The 2019 letter states that “the Department remains unconvinced that the project satisfies the criteria for the Commission to deem it in the public interest, and whether it is essential to ensure future growth and prosperity for North Carolinians.”

Environmental advocates immediately condemned FERC’s decision. “The Mountain Valley main pipeline has violated water quality standards more than 300 times in Virginia and West Virginia. Yet, this same company plans to extend into North Carolina and bring its reckless construction practices to bear on the communities of these three counties for an entirely unneeded project,” said Ridge Graham, North Carolina field coordinator for Appalachian Voices.

The FERC certificate allows the developer, Mountain Valley Pipeline, LLC, to begin using eminent domain to seize private property for construction along the proposed route, even as the pipeline’s viability remains in question

DEQ has yet to issue several permits for MVP Southgate, including a key water quality permit. Also known as a 401, this permit is required if a project could discharge contaminants into a waterway. MVP Southgate will cross major water bodies, including Stoney Creek Reservoir, a major drinking water supply for the City of Burlington; the Dan River and tributaries to the Haw River, 80 times.

DEQ rejected MVP Southgate’s 401 application a year ago because it was incomplete.

However, DEQ has less authority over the 401 process than it used to, because of environmental rollbacks by the Trump administration.

On June 1, President Trump signed an executive order to fast-track energy projects like natural gas pipelines, undoing key components of a 50-year-old environmental law.

States can no longer consider any factors except water quality in acting on a 401 permit.
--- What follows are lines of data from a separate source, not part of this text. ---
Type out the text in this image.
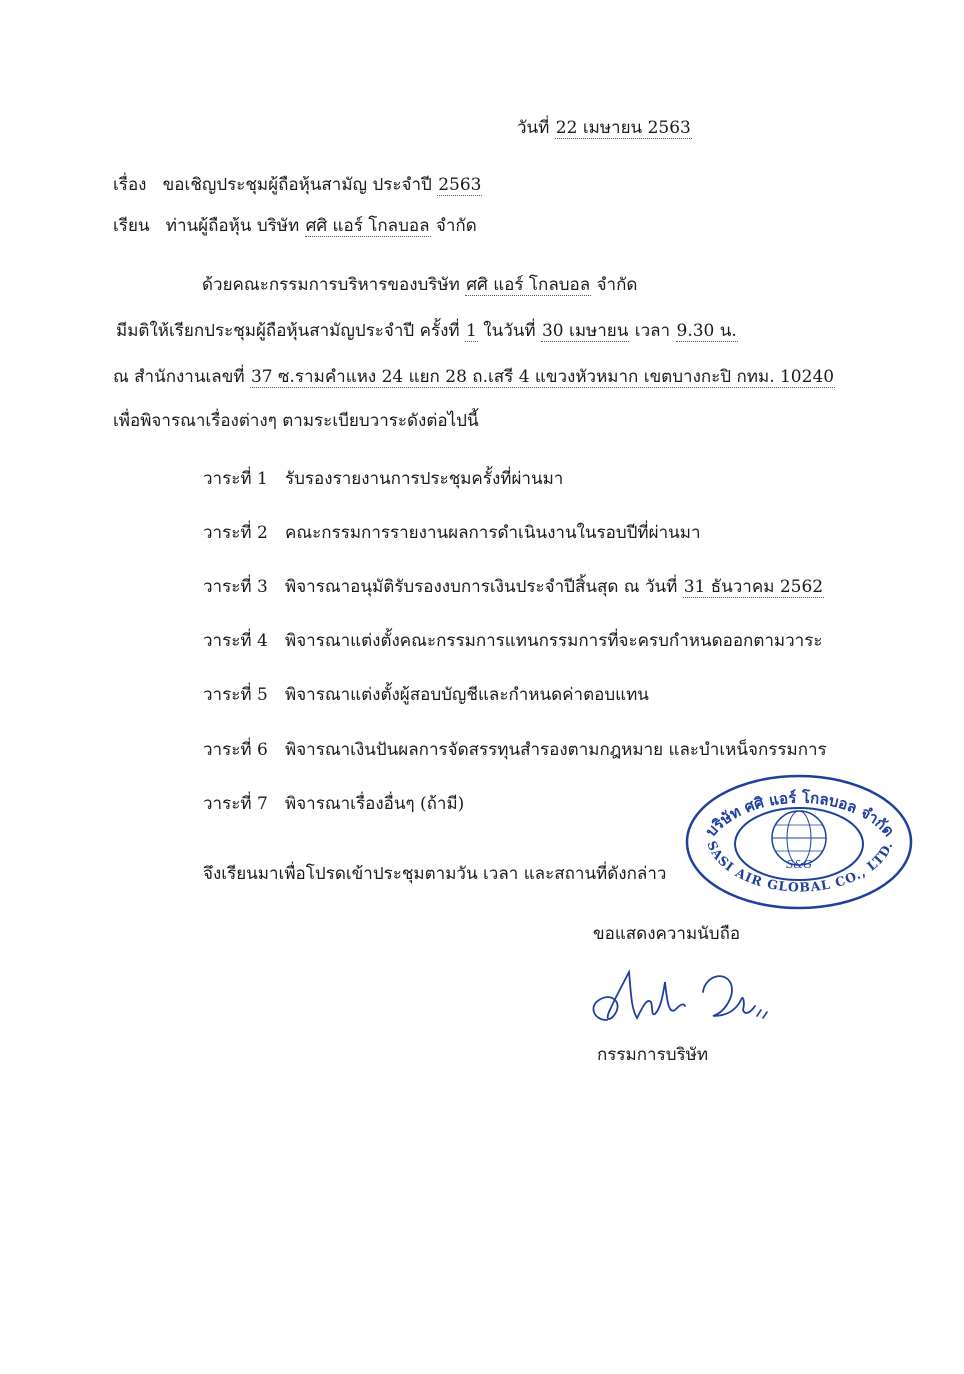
วันที่ 22 เมษายน 2563
เรื่อง ขอเชิญประชุมผู้ถือหุ้นสามัญ ประจำปี 2563
เรียน ท่านผู้ถือหุ้น บริษัท ศศิ แอร์ โกลบอล จำกัด
ด้วยคณะกรรมการบริหารของบริษัท ศศิ แอร์ โกลบอล จำกัด
มีมติให้เรียกประชุมผู้ถือหุ้นสามัญประจำปี ครั้งที่ 1 ในวันที่ 30 เมษายน เวลา 9.30 น.
ณ สำนักงานเลขที่ 37 ซ.รามคำแหง 24 แยก 28 ถ.เสรี 4 แขวงหัวหมาก เขตบางกะปิ กทม. 10240
เพื่อพิจารณาเรื่องต่างๆ ตามระเบียบวาระดังต่อไปนี้
วาระที่ 1 รับรองรายงานการประชุมครั้งที่ผ่านมา
วาระที่ 2 คณะกรรมการรายงานผลการดำเนินงานในรอบปีที่ผ่านมา
วาระที่ 3 พิจารณาอนุมัติรับรองงบการเงินประจำปีสิ้นสุด ณ วันที่ 31 ธันวาคม 2562
วาระที่ 4 พิจารณาแต่งตั้งคณะกรรมการแทนกรรมการที่จะครบกำหนดออกตามวาระ
วาระที่ 5 พิจารณาแต่งตั้งผู้สอบบัญชีและกำหนดค่าตอบแทน
วาระที่ 6 พิจารณาเงินปันผลการจัดสรรทุนสำรองตามกฎหมาย และบำเหน็จกรรมการ
วาระที่ 7 พิจารณาเรื่องอื่นๆ (ถ้ามี)
จึงเรียนมาเพื่อโปรดเข้าประชุมตามวัน เวลา และสถานที่ดังกล่าว
ขอแสดงความนับถือ
บริษัท ศศิ แอร์ โกลบอล จำกัด
SASI AIR GLOBAL CO., LTD.
S&G
กรรมการบริษัท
For example, if DEQ found that the MVP Southgate project would draw down aquifers or reservoirs serving as a drinking water supply, that’s a water quantity issue, and could not be considered.

Nor can states cite climate change as a reason to deny a 401 permit.

States now have one year to act on a 401 permit request and the “clock does not stop.” Previously, when state regulators sent back a permit application, like DEQ did last year with MVP Southgate, the timetable for acting on the project paused. Now there is no pause.

If DEQ does not act on the permit within a year, the EPA can step in and approve it. The EPA can also override a state agency’s denial of a permit if the EPA disagrees with how it reached the decision.

States can’t reopen or modify a 401 permit, even if new circumstances or relevant information becomes available.